With Full Force XV - Roitzschjora

25.07.2008 | 13:40

04.07.2008, Festivalgelände

SAMSTAG

Der Kopf drückt, die Leber auch. Nach zwei Stunden Schlaf heißt es zurück auf die Hinterbeine. Schlafen kannste, wenn du Tod bist. Also weiter im Text.

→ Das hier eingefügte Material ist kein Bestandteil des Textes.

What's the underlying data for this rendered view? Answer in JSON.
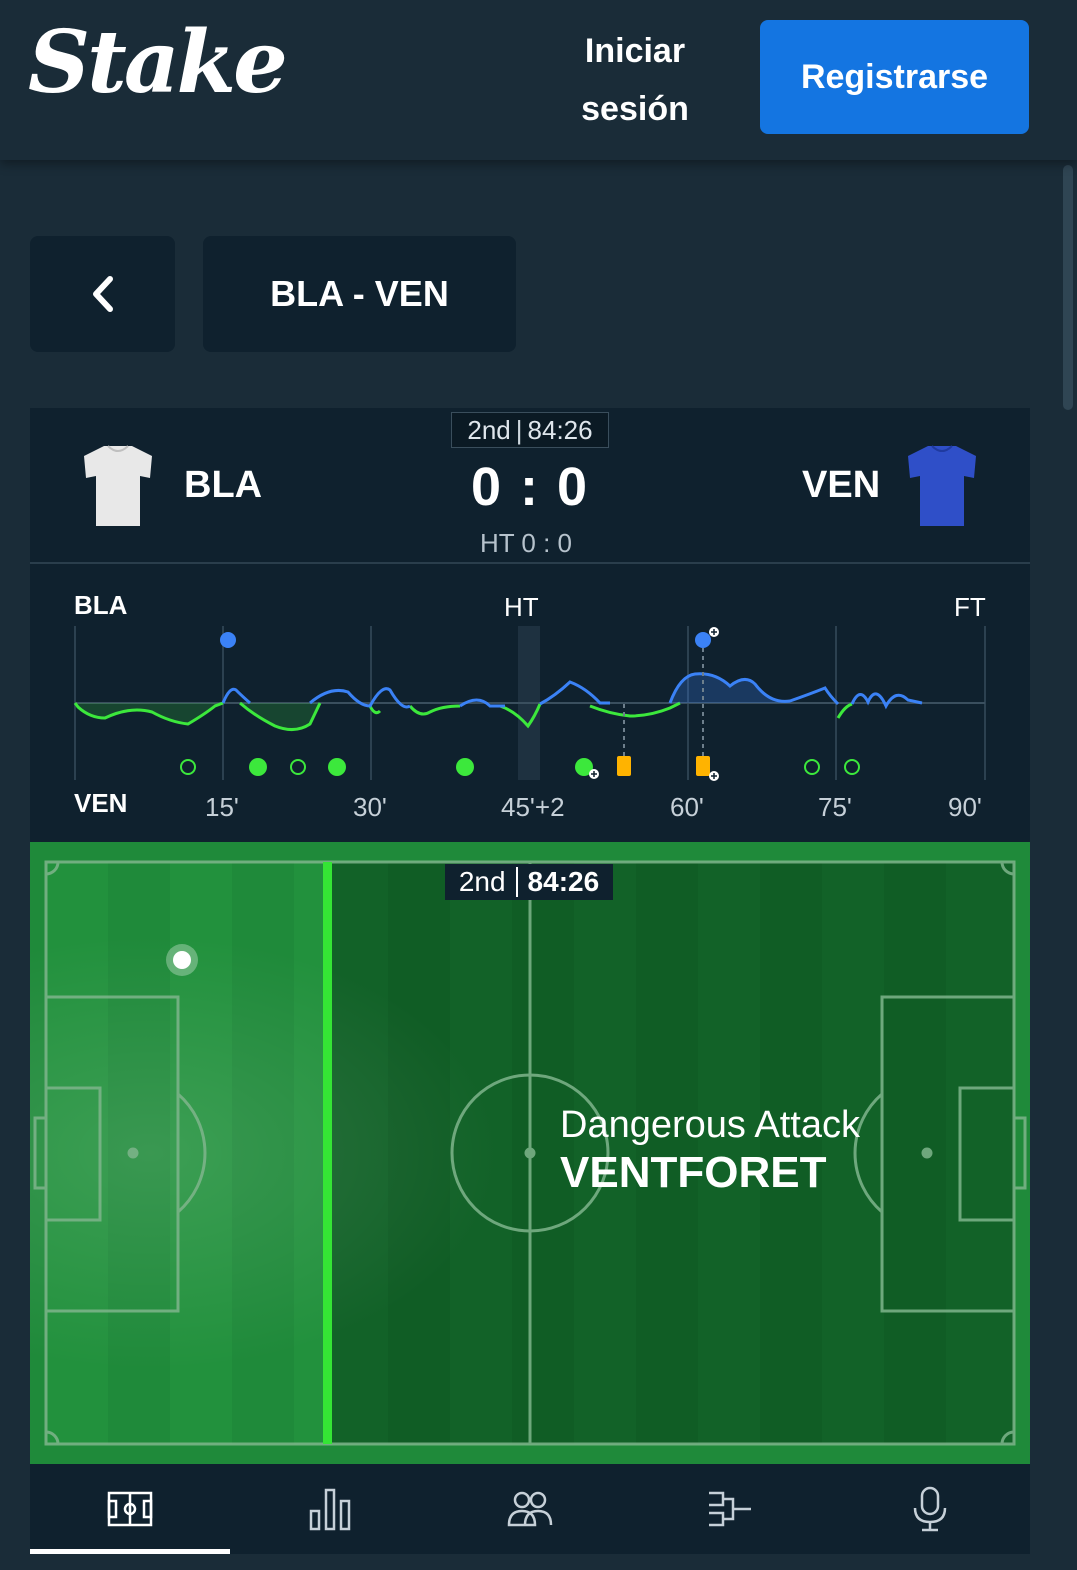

Wer sich Samstagnachmittag die Vollspaten von A.O.K. reinzieht, weiß im Normalfall, was ihn erwartet. Wen wundern da noch Kameraden in Kuhkostümen, Hasenoutfit oder auch mal völlig ohne Klamotten, geschweige denn ein aufblasbarer Riesenpenis? Eben, niemanden, und so geht es in gewohnt bescheuerter A.O.K.-Manier dilettantisch und stimmungsvoll ans Werk. Genug abgefülltes Volk für spaßige Mosh-Pits ist bereits anwesend, Peter und Jochen in Nullzeit nackt und viele "zufällig" Anwesende ob dieses Anblicks etwas ratlos. Das obligatorische Baguette-Feuerwerk darf natürlich genauso wenig fehlen wie der RAMMSTEIN'sche Kopfsalat. Für 'Stromausfall' bedankt die Meute sich mit dem ersten lautlosen Mosh-Pit der Force-Geschichte, und mit zufriedenen Mienen verlassen die Südhessen die Bühne. Herrlich bekloppt!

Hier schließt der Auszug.